Can my partner's money be taken if I file bankruptcy alone?

Full question:

IF YOU ARE MARRIED AND FILE SINGLE BANKRUPTCY, CAN YOUR PARTNER'S MONEY BE TAKEN FOR BILLS THAT THEY ARE NOT NAMED ON? HOW MUCH MONEY CAN THEY HAVE? WOULD FILING CHAPTER 13 KEEP THEM FROM HAVING ANYTHING TAKEN FROM THEM?

  • Category: Bankruptcy
  • Date:
  • State: South Dakota

Answer:

Generally, a spouse is not responsible for the other spouse's individual debts, provided they are not a co-signer or authorized user on those accounts. However, if you live in a community property state, the non-debtor spouse's assets could still be at risk. In cases like bankruptcy, divorce, or litigation, creditors may pursue jointly held assets, such as bank accounts in both names. If your spouse agrees to pay a joint debt but fails to do so, creditors may hold you liable for that debt. State laws vary regarding debt responsibility based on when the debt was incurred, who incurred it, and the debt's purpose.

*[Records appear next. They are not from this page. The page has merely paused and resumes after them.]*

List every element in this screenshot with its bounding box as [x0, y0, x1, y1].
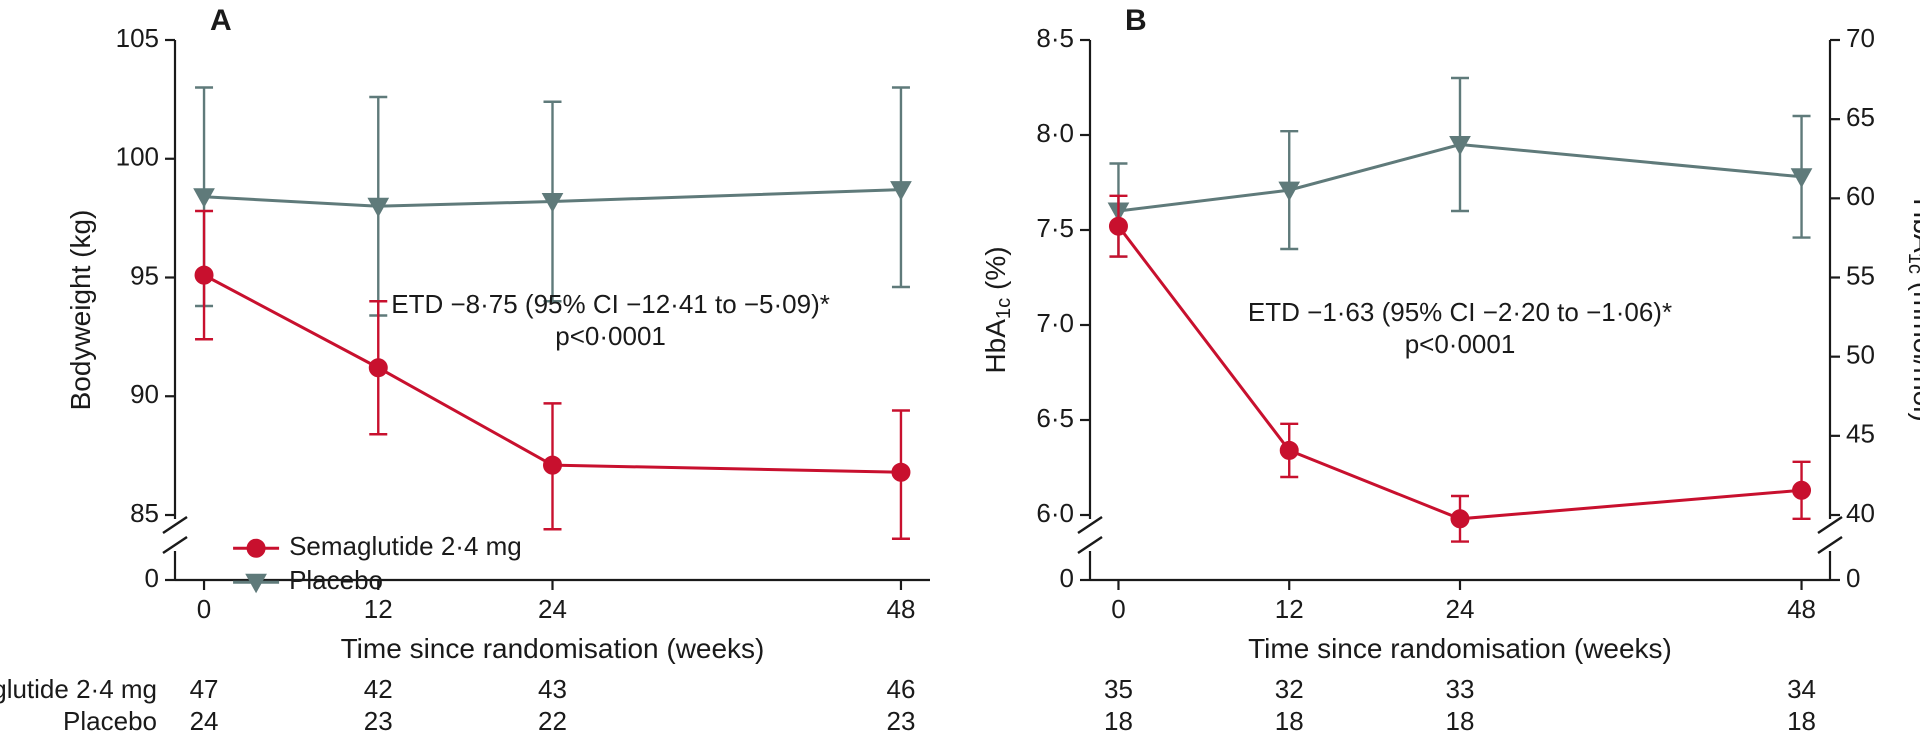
x-axis-label: Time since randomisation (weeks): [1248, 633, 1672, 664]
ntable-cell: 23: [887, 706, 916, 736]
xtick-label: 12: [1275, 594, 1304, 624]
y-axis-label-right: HbA1c (mmol/mol): [1904, 198, 1920, 422]
xtick-label: 0: [197, 594, 211, 624]
ytick-label: 105: [116, 23, 159, 53]
marker-semaglutide: [369, 359, 387, 377]
ytick-label: 90: [130, 379, 159, 409]
ytick-label: 8·5: [1036, 23, 1074, 53]
ntable-cell: 35: [1104, 674, 1133, 704]
x-axis-label: Time since randomisation (weeks): [341, 633, 765, 664]
ntable-cell: 22: [538, 706, 567, 736]
ytick-label: 7·0: [1036, 308, 1074, 338]
ntable-cell: 42: [364, 674, 393, 704]
ytick-label-right: 0: [1846, 563, 1860, 593]
annotation-line: p<0·0001: [555, 321, 666, 351]
ytick-label: 7·5: [1036, 213, 1074, 243]
ytick-label: 100: [116, 142, 159, 172]
xtick-label: 12: [364, 594, 393, 624]
ytick-label-right: 70: [1846, 23, 1875, 53]
xtick-label: 0: [1111, 594, 1125, 624]
ntable-cell: 32: [1275, 674, 1304, 704]
y-axis-label: Bodyweight (kg): [65, 210, 96, 411]
y-axis-label: HbA1c (%): [980, 246, 1015, 373]
xtick-label: 48: [887, 594, 916, 624]
marker-semaglutide: [1109, 217, 1127, 235]
ytick-label-right: 40: [1846, 498, 1875, 528]
ytick-label-right: 65: [1846, 102, 1875, 132]
ytick-label-right: 50: [1846, 340, 1875, 370]
marker-semaglutide: [1793, 481, 1811, 499]
ntable-cell: 23: [364, 706, 393, 736]
panel-title: B: [1125, 4, 1147, 37]
ytick-label-right: 45: [1846, 419, 1875, 449]
ytick-label: 6·5: [1036, 403, 1074, 433]
marker-semaglutide: [247, 539, 265, 557]
ntable-cell: 34: [1787, 674, 1816, 704]
ntable-cell: 46: [887, 674, 916, 704]
series-line-semaglutide: [1118, 226, 1801, 519]
legend-label: Placebo: [289, 565, 383, 595]
ytick-label: 95: [130, 260, 159, 290]
legend-label: Semaglutide 2·4 mg: [289, 531, 522, 561]
marker-semaglutide: [892, 463, 910, 481]
marker-semaglutide: [195, 266, 213, 284]
ytick-label: 0: [145, 563, 159, 593]
figure-svg: A 0 85 90 95 100 105 Bodyweight (kg) 0 12 24 48 Time…: [0, 0, 1920, 750]
ytick-label: 85: [130, 498, 159, 528]
marker-semaglutide: [1280, 441, 1298, 459]
ytick-label: 0: [1060, 563, 1074, 593]
marker-semaglutide: [544, 456, 562, 474]
ntable-cell: 43: [538, 674, 567, 704]
marker-placebo: [1792, 169, 1812, 187]
ntable-cell: 18: [1446, 706, 1475, 736]
ntable-cell: 47: [190, 674, 219, 704]
marker-semaglutide: [1451, 510, 1469, 528]
panel-A: A 0 85 90 95 100 105 Bodyweight (kg) 0 12 24 48 Time…: [0, 4, 930, 736]
ntable-cell: 18: [1104, 706, 1133, 736]
ntable-cell: 33: [1446, 674, 1475, 704]
ytick-label-right: 55: [1846, 260, 1875, 290]
panel-title: A: [210, 4, 232, 37]
ytick-label: 6·0: [1036, 498, 1074, 528]
annotation-line: p<0·0001: [1405, 329, 1516, 359]
xtick-label: 24: [1446, 594, 1475, 624]
ntable-row-label: Placebo: [63, 706, 157, 736]
ntable-cell: 18: [1275, 706, 1304, 736]
annotation-line: ETD −8·75 (95% CI −12·41 to −5·09)*: [391, 289, 830, 319]
ntable-row-label: Semaglutide 2·4 mg: [0, 674, 157, 704]
ytick-label-right: 60: [1846, 181, 1875, 211]
panel-B: B 0 6·0 6·5 7·0 7·5 8·0 8·5 HbA1c (%) 0 40 45 50 55 60…: [980, 4, 1920, 736]
ntable-cell: 24: [190, 706, 219, 736]
xtick-label: 48: [1787, 594, 1816, 624]
ytick-label: 8·0: [1036, 118, 1074, 148]
annotation-line: ETD −1·63 (95% CI −2·20 to −1·06)*: [1248, 297, 1672, 327]
ntable-cell: 18: [1787, 706, 1816, 736]
xtick-label: 24: [538, 594, 567, 624]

This content is for informational purposes only and is not legal advice. Legal statutes mentioned reflect the law at the time the content was written and may no longer be current. Always verify the latest version of the law before relying on it.

FAQs

In Chapter 13 bankruptcy, you can typically keep your savings, but it depends on your repayment plan and state exemptions. Most states allow you to exempt a certain amount of savings, which means those funds are protected from creditors. The specific amount varies by state, so it’s essential to check your state’s exemption laws to understand what you can retain.